2013年6月19日水曜日

現代の情報機関

「米国家安全保障局(NSA)や米連邦捜査局(FBI)が米国の大手通信会社などから密かにユーザー情報を収集していた」ということを元CIA職員が暴露してしまい、ニュースで話題になっていました。
その元情報員は香港に逃げ込んで中国政府に保護されているので、中国政府からのハッカー攻撃を非難しようとしていたオバマ政権は難しい立場に追い込まれています。

米国内においても、違法な通信傍受をしていたのではないかとの懸念が出ていますが、米政府当局からは「米国人は対象ではない」というコメントが出たため、これについて欧州あたりから反発が出ています。
外国人に対してならやっていいのか? という新たな問題になるわけです。

グーグル、フェイスブック、アップルなども一連の情報収集に関与していたらしく世界的な批判の声があがっています。

そして16日のニュースでは、英国政府の情報機関が2009年のG20首脳会談で各国政府高官の電話やメールを傍受していたことが暴露されました。
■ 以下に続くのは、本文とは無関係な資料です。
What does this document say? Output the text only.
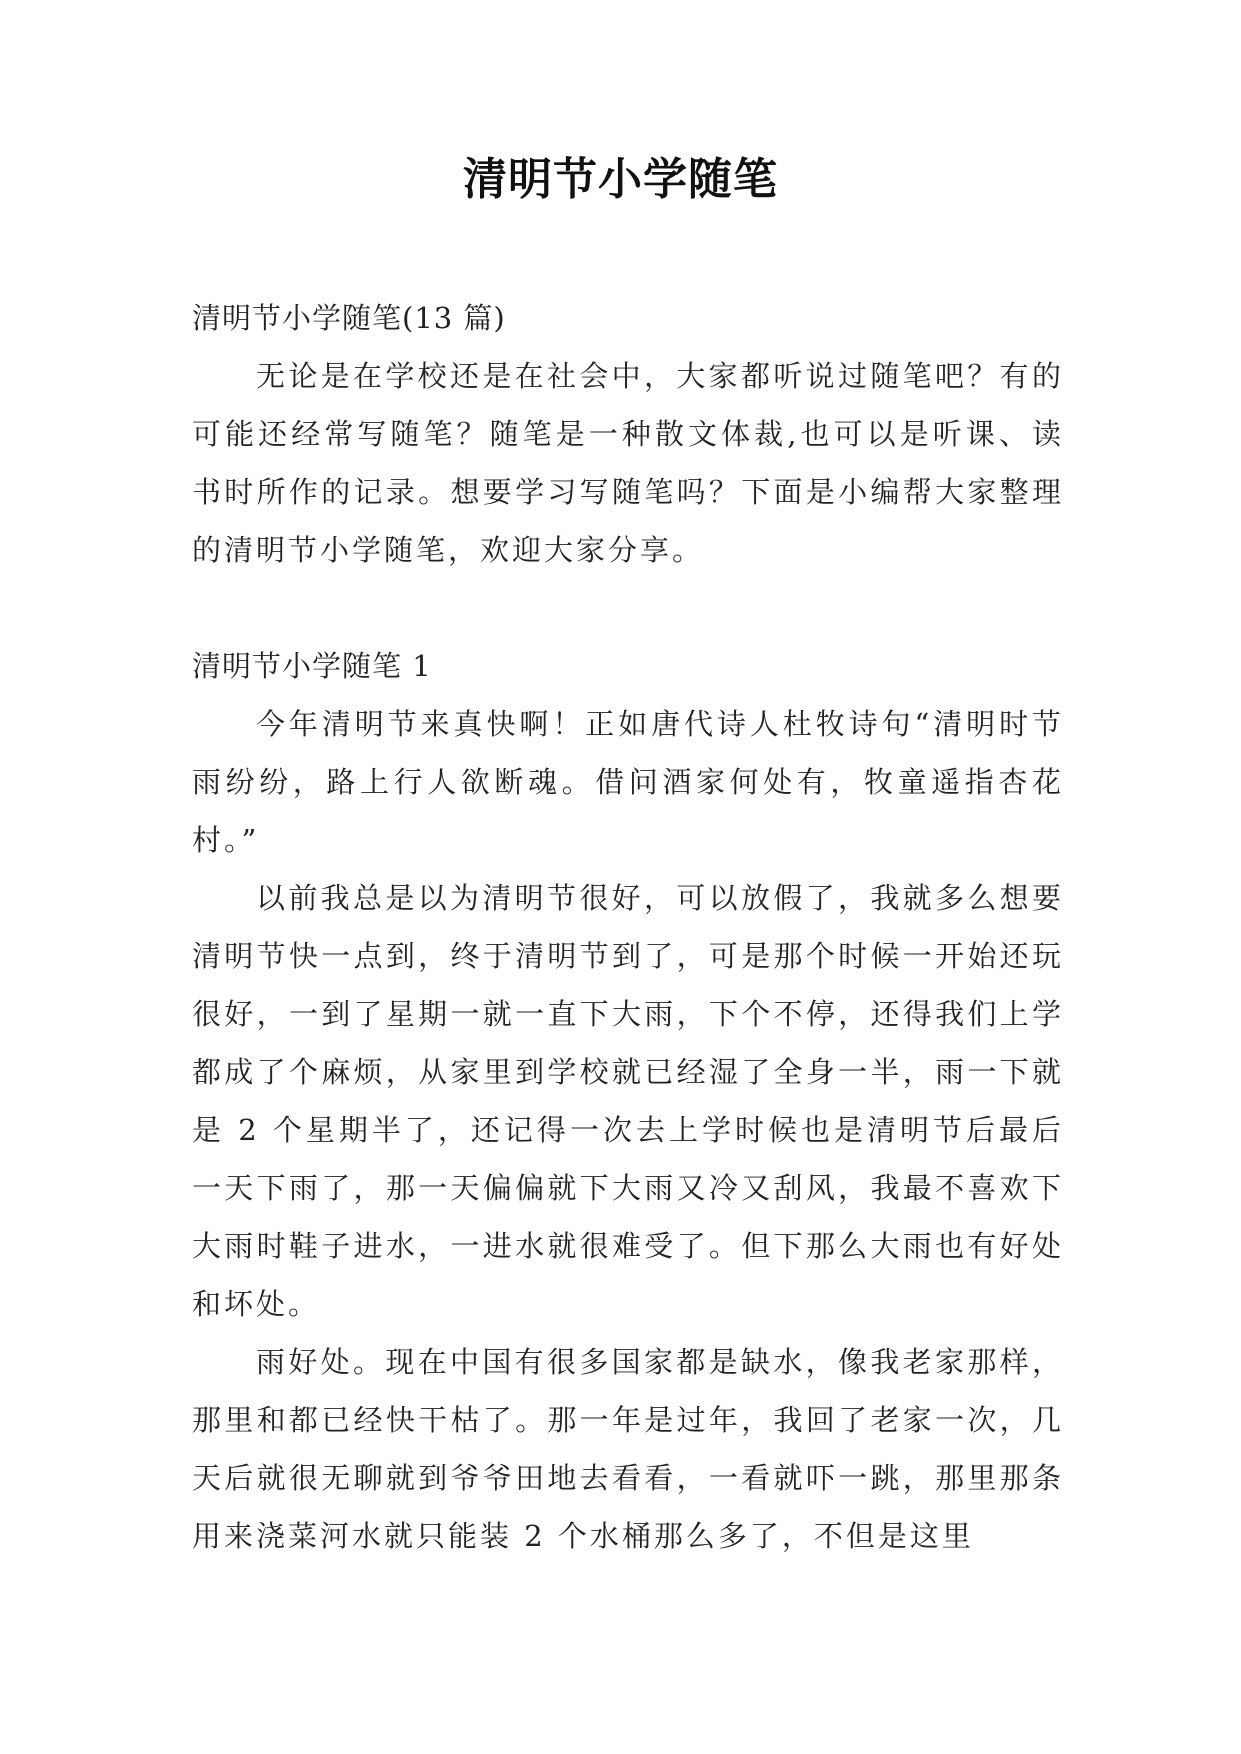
清明节小学随笔

清明节小学随笔(13 篇)

无论是在学校还是在社会中，大家都听说过随笔吧？有的可能还经常写随笔？随笔是一种散文体裁,也可以是听课、读书时所作的记录。想要学习写随笔吗？下面是小编帮大家整理的清明节小学随笔，欢迎大家分享。

清明节小学随笔 1

今年清明节来真快啊！正如唐代诗人杜牧诗句“清明时节雨纷纷，路上行人欲断魂。借问酒家何处有，牧童遥指杏花村。”

以前我总是以为清明节很好，可以放假了，我就多么想要清明节快一点到，终于清明节到了，可是那个时候一开始还玩很好，一到了星期一就一直下大雨，下个不停，还得我们上学都成了个麻烦，从家里到学校就已经湿了全身一半，雨一下就是 2 个星期半了，还记得一次去上学时候也是清明节后最后一天下雨了，那一天偏偏就下大雨又冷又刮风，我最不喜欢下大雨时鞋子进水，一进水就很难受了。但下那么大雨也有好处和坏处。

雨好处。现在中国有很多国家都是缺水，像我老家那样，那里和都已经快干枯了。那一年是过年，我回了老家一次，几天后就很无聊就到爷爷田地去看看，一看就吓一跳，那里那条用来浇菜河水就只能装 2 个水桶那么多了，不但是这里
なんと、政府間の通信傍受のためにわざわざニセのインターネットカフェをこしらえていたという話もあります。

情報機関は「国内外の情報を収集・分析し、政府に報告することで政策立案に資する国家機関」だそうです。
日本では公安警察や自衛隊などの一部にそれに似た機関がありますが、米国のNSAやCIAほどの本格的な機関ではないようです(たぶん)。

戦前には陸軍に特務機関という組織がありまして、ロシア革命を扇動した明石元ニ郎や、インド独立運動に関与した岩畔機関などは有名ですが、現在ではどうなのでしょう。

一昔前は、スパイ、つまり人を使って情報を収集する方法が一般的でした。
ソ連のスパイとして日本で活躍したリヒャルト・ゾルゲは有名です。
日米開戦前、日本がソ連に侵攻する意図が無いことをスターリンに報告したことが、その後の独ソ戦の行方と世界の歴史に影響を及ぼしたと言われます。
 
しかし最近ではスパイよりもITを駆使した手法が強化されていたようです。
今日のニュースでは「市民の電話や電子メールなどの情報収集活動を通じて50件以上のテロを未然に防いだ」とNSAの当局者が証言したということです。
その背景として、世界のネット通信の8割が米国の情報機関によって収集分析されているという話もあります。
 
情報を盗むことは、他国より優位に立つために重要な手段です。
しかし、方法によっては国際的な信用を損なうことになります。
そこまでしなければならないほどに、現在でも国家間の駆け引きは厳しいのだということは言えるでしょう。